Ritardo nel pagamento della somma spettante al creditore ammesso in base al piano di riparto


Cassazione civile, sez. I, 02 Aprile 2010, n. 8185. Rel., est. Rordorf.

Fallimento ed altre procedure concorsuali - Fallimento - Ripartizione dell’attivo - Pagamento dei creditori - Ritardo nel pagamento della somma attribuita nel piano di riparto - Interessi compensativi o moratori - Maturazione - Esclusione - Fondamento.

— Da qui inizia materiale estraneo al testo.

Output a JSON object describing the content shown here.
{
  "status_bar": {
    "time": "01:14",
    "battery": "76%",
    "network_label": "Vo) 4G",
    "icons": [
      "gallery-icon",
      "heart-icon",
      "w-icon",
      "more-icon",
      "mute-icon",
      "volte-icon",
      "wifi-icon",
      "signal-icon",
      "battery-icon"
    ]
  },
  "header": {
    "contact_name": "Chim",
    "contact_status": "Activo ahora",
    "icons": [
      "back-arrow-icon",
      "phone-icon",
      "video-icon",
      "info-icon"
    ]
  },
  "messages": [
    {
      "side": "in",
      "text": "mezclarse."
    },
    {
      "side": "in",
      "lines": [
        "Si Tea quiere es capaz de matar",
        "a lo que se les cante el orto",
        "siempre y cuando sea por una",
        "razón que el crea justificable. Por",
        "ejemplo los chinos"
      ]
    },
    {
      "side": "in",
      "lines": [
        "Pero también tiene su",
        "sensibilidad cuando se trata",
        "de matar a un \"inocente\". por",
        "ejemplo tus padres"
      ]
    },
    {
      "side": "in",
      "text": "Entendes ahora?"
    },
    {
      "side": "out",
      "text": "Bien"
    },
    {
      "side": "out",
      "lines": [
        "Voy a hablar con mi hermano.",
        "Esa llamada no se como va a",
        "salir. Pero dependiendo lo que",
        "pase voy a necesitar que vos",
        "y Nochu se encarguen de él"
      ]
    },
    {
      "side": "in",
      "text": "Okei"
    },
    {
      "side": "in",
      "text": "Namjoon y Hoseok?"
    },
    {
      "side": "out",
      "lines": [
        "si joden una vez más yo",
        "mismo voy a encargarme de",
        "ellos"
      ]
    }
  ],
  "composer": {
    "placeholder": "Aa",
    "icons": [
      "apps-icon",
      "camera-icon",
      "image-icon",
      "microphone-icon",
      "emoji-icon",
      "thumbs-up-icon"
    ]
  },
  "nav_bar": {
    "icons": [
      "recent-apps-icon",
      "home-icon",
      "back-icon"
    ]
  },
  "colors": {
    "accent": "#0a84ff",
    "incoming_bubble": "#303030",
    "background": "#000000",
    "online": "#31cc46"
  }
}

In tema di fallimento, il ritardo nel pagamento della somma spettante al creditore ammesso in base al piano di riparto non gli attribuisce il diritto di percepire gli interessi compensativi o moratori per il periodo compreso tra la data di esecutività del piano ed il pagamento, in quanto l'ammissione del credito al passivo e l'inclusione del relativo importo nel piano di riparto non determinano una novazione del credito, né lo trasformano in un credito nei confronti della massa, con la conseguenza che gli interessi maturati e maturandi, dovendo considerarsi pur sempre accessori di un credito nei confronti del fallito, non possono dar vita ad un autonomo e distinto credito nei confronti della massa, ostandovi d'altronde sia la disciplina dettata dagli artt. 54 e 55 della legge fall., sia, per gli interessi moratori, il carattere satisfattivo della procedura concorsuale, incompatibile con la mora nell'adempimento delle obbligazioni pecuniarie. (massima ufficiale)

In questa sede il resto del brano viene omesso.